Millie se sonrojó un poco, justo por encima del escote.

—Bueno, la verdad es que leí una o dos líneas. No era mi intención, Tracy, pero no pude evitarlo.

—¿Leíste lo suficiente como para enterarte de qué iba?

Millie asintió.

—Era el resumen de una novela policíaca. —Frunció los labios un momento, y reflexionó—. Se trataba de un tipo que se disfrazaba de Papá Noel, para presentarse en el despacho de una persona y matarla sin que después pudieran identificarlo. Buen truco, Tracy. Me gustó la idea.

—Parece que no eres la única.

—¿Qué quieres decir?

—Millie, ¿has leído el periódico de hoy?

—Una edición de la mañana. Aunque no leí mucho, sólo los titulares y los cómics.

—Entonces, prueba con una edición de la tarde —le sugirió Tracy—. Aquí tienes. —Le entregó la primera sección del diario que había sobre el escritorio, y le señaló la nota de la segunda columna.

Millie la leyó despacio hasta el final. Levantó la vista.

—Dineen —dijo—. Es tu jefe, ¿no es así, Tracy?

—Era mi jefe. Escúchame bien ahora, porque aquí viene lo más duro. La idea de ese guión se me ocurrió ayer a las siete de la tarde. Creí que era la única persona que la conocía y ahora resulta que somos dos..., espera... ¿Le has contado a alguien lo del guión? Piensa bien, ¿lo has comentado con alguien?

Millie sacudió la cabeza con decisión y respondió:

—Con nadie, Tracy. Te lo juro. De verdad.

—Yo tampoco.

—Pero, Tracy, tiene que tratarse de una coincidencia. No podría ser otra cosa, ¿no?

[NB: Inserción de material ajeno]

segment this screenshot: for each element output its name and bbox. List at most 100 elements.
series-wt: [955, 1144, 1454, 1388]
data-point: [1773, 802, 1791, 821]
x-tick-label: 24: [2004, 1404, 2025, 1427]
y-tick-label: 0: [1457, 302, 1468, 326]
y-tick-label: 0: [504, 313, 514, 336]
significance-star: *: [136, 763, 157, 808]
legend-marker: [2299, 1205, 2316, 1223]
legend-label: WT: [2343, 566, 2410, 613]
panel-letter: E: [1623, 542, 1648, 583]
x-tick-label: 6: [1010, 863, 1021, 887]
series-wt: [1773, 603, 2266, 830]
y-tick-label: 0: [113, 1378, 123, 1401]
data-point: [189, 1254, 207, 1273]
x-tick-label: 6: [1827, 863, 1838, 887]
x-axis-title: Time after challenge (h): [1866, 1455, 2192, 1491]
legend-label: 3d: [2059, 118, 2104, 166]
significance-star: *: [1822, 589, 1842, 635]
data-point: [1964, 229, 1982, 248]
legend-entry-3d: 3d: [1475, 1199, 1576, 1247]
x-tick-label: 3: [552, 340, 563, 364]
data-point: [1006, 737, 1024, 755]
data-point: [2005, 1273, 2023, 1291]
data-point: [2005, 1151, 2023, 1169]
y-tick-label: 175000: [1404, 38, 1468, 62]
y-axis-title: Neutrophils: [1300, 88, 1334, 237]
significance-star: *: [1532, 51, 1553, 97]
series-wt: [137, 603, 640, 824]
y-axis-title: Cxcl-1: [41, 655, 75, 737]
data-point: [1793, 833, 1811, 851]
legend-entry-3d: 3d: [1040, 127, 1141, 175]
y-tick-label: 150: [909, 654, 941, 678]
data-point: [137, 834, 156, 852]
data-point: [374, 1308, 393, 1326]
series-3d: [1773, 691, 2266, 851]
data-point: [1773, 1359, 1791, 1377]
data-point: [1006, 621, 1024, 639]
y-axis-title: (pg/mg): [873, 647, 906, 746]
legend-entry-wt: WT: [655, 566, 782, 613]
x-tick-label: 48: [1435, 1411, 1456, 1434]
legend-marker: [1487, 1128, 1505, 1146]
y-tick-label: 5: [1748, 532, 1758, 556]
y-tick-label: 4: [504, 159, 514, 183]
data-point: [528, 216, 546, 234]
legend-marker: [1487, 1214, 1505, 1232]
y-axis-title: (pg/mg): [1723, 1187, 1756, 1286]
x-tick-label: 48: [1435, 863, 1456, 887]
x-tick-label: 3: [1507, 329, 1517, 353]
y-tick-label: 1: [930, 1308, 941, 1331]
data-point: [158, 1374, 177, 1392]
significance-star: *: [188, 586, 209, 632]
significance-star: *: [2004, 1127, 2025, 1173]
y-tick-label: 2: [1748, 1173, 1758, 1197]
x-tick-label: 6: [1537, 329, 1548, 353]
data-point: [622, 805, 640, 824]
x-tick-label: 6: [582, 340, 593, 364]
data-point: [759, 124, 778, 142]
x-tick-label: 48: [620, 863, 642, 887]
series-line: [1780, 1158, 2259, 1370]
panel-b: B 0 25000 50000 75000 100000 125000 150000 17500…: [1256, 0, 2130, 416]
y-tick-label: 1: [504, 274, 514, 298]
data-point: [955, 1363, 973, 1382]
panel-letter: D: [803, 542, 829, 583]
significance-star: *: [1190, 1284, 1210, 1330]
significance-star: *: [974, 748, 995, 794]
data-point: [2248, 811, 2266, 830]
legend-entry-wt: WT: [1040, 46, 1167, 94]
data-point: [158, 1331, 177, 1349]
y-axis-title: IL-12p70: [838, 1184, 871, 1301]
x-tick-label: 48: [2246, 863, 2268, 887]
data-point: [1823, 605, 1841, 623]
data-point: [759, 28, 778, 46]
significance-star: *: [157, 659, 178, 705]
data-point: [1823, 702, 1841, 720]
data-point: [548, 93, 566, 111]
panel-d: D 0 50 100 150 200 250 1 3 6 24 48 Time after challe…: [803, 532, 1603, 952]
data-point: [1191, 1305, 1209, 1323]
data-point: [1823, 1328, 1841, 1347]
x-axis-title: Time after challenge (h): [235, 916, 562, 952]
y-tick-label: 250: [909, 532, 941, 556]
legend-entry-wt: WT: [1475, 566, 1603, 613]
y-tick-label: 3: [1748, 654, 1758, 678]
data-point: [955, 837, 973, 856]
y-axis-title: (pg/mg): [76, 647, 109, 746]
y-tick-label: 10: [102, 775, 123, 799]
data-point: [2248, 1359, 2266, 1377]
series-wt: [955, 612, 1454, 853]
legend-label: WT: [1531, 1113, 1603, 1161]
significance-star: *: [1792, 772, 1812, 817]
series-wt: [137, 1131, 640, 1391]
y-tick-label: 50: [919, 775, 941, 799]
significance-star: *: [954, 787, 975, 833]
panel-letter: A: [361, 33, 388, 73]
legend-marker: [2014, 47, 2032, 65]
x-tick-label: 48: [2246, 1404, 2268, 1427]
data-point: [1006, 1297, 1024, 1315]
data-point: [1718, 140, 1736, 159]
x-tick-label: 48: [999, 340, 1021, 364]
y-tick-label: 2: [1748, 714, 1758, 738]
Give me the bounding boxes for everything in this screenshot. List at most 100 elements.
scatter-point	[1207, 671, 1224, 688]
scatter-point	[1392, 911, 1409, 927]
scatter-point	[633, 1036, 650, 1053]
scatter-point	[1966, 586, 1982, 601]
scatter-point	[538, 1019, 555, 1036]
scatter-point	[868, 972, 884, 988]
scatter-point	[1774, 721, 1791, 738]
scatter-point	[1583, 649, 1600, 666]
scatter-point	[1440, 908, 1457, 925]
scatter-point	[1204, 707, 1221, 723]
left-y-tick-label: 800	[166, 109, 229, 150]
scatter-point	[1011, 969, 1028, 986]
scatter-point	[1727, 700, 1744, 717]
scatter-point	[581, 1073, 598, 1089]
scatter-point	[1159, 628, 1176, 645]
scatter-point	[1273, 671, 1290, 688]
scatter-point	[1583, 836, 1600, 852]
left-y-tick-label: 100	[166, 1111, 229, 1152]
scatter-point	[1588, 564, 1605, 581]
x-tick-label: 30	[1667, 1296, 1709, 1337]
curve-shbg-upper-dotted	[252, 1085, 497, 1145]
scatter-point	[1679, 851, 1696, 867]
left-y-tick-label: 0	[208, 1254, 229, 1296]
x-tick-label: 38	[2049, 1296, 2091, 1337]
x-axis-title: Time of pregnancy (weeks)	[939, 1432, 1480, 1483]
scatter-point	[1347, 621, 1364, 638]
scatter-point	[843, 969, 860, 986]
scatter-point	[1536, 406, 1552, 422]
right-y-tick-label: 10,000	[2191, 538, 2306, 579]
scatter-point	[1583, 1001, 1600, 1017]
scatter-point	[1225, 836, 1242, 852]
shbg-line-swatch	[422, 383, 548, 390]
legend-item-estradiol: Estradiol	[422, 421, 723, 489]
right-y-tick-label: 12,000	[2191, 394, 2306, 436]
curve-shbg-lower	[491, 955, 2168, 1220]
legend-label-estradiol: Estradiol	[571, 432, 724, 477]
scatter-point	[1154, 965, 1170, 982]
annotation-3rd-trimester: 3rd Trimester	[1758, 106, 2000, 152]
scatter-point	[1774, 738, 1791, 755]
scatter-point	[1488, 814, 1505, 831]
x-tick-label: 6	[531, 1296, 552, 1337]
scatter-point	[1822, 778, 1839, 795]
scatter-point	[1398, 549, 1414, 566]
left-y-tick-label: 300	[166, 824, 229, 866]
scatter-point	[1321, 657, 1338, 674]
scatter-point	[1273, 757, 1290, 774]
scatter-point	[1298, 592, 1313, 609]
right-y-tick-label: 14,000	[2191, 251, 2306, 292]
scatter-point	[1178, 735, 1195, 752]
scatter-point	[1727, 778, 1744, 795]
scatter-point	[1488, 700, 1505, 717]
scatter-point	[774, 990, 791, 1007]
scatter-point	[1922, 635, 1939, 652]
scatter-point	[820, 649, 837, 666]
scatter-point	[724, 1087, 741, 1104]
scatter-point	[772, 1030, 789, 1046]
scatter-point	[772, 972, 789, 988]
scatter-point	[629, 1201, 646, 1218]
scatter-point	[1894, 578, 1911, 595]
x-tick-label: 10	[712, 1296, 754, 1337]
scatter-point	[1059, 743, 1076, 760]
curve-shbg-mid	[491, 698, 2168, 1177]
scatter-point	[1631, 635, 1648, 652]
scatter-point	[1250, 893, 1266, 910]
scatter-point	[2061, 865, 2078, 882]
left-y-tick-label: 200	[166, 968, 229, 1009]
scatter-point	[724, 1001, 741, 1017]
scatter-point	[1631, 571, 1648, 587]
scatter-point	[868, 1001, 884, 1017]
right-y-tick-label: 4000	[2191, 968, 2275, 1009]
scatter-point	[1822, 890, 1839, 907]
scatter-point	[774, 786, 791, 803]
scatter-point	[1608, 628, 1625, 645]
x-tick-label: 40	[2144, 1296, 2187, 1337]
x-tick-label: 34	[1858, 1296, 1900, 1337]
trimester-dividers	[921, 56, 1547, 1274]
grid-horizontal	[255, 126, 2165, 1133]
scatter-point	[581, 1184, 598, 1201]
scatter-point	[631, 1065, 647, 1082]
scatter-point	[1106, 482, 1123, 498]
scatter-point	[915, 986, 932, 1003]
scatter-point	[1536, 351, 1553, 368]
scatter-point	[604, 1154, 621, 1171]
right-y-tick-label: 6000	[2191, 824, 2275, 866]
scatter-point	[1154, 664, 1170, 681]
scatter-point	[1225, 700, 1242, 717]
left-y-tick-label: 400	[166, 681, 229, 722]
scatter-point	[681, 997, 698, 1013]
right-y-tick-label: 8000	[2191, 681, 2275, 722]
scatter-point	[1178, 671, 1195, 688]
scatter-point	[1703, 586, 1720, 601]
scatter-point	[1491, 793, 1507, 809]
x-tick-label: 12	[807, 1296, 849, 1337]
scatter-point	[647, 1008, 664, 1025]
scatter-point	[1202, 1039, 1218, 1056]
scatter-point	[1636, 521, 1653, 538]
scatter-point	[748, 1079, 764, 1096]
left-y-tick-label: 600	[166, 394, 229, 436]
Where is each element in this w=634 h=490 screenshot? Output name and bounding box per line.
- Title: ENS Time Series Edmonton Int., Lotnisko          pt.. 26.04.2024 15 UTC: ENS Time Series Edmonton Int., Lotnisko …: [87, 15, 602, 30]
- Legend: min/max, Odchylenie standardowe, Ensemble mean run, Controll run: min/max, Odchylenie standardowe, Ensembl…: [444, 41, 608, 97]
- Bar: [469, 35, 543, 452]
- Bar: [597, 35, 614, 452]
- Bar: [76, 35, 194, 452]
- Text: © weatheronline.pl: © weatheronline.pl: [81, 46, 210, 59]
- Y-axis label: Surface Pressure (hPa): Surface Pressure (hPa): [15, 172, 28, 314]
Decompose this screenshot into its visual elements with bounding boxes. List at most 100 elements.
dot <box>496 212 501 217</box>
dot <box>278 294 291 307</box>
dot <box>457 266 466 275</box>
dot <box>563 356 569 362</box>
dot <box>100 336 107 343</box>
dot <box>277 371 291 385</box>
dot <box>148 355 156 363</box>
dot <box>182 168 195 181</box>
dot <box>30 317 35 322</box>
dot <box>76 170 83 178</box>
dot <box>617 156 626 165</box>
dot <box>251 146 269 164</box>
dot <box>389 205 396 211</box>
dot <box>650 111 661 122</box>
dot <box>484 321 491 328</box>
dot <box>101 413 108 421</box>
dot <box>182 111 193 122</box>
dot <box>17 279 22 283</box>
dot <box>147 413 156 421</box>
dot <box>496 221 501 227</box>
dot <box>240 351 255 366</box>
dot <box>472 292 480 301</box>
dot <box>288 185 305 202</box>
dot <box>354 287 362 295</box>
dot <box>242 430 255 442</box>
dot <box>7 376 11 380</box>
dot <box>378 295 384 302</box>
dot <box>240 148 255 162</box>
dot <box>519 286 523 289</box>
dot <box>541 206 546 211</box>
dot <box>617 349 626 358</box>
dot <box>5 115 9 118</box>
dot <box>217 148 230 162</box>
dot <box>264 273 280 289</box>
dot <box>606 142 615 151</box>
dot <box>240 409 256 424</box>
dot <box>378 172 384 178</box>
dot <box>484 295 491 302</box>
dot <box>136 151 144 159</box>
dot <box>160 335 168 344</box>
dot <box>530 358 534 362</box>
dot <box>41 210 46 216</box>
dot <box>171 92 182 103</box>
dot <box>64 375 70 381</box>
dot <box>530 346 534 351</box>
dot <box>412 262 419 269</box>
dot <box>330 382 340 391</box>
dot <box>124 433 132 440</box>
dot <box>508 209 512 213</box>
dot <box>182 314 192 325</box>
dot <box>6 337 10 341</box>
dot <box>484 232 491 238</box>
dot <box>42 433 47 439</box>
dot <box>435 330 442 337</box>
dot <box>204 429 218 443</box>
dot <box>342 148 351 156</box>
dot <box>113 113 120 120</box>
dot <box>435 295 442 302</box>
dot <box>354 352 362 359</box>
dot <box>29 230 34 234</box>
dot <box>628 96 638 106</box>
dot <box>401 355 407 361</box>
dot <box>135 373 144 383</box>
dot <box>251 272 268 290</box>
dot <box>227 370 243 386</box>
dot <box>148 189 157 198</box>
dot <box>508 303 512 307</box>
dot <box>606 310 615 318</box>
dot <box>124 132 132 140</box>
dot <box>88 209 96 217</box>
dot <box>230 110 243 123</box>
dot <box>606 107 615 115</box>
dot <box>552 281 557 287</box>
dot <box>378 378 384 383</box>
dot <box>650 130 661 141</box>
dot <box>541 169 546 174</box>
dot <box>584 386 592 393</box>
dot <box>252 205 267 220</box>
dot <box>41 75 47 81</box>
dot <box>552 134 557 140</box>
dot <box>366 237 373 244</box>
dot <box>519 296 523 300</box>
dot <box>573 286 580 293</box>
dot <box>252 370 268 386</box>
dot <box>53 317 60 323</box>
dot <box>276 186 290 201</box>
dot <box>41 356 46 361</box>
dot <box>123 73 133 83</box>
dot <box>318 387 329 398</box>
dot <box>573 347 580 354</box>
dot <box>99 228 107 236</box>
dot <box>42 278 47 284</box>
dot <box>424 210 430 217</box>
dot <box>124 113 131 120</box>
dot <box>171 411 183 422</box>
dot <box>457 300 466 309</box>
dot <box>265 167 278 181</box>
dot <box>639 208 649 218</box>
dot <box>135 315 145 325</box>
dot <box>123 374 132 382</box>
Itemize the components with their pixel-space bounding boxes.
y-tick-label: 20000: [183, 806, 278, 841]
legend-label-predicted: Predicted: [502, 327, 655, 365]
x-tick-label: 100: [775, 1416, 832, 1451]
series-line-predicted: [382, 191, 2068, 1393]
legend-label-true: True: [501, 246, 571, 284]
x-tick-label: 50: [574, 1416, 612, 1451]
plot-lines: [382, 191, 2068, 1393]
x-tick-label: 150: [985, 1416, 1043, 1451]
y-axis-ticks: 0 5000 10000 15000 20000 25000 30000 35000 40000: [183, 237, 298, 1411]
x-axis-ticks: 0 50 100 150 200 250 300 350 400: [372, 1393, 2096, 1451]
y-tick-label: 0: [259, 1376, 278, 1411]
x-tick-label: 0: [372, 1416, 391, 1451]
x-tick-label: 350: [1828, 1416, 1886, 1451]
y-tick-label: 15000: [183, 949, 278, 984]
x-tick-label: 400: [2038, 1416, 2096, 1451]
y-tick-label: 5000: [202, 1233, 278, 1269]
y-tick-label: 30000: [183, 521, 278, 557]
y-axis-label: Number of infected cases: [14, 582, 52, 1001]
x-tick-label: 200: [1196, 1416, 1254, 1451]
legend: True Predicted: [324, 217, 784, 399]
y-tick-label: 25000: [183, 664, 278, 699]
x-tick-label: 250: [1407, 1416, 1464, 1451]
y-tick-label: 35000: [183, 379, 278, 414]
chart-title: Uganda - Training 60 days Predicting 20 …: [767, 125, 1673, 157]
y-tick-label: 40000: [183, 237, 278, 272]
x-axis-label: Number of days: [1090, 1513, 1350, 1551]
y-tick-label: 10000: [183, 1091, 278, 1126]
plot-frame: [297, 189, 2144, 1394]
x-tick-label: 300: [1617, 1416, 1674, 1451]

—Millie, si le hubiera ocurrido a un extraño, te habría dicho que era una coincidencia. Pero le ocurrió a alguien que yo conocía, con quien yo estaba relacionado...

»Maldición..., de todos modos, tiene que tratarse de una coincidencia. ¿Qué otra cosa podría ser? Voy a salir a ver si me olvido un poco de esto. ¿Te vienes conmigo?

Millie se fue con él.

CAPÍTULO II

Mucho me temo que Tracy estuviera borracho. Aunque al mirarlo nadie lo hubiera adivinado, a menos que lo conociese a fondo. Sabia cómo dominar la bebida. Quizá no pudiera dominar a Millie (la había perdido hacía media hora), pero a la bebida sí que la dominaba.

«Bueno —pensó Tracy—, que Millie se cuide sola.» Eso se le daba bien. Además, el mundo era un lugar extraño y monstruoso, y había cosas profundas y complejas que decir al respecto, con tal de que hubiese alguien dispuesto a escuchar.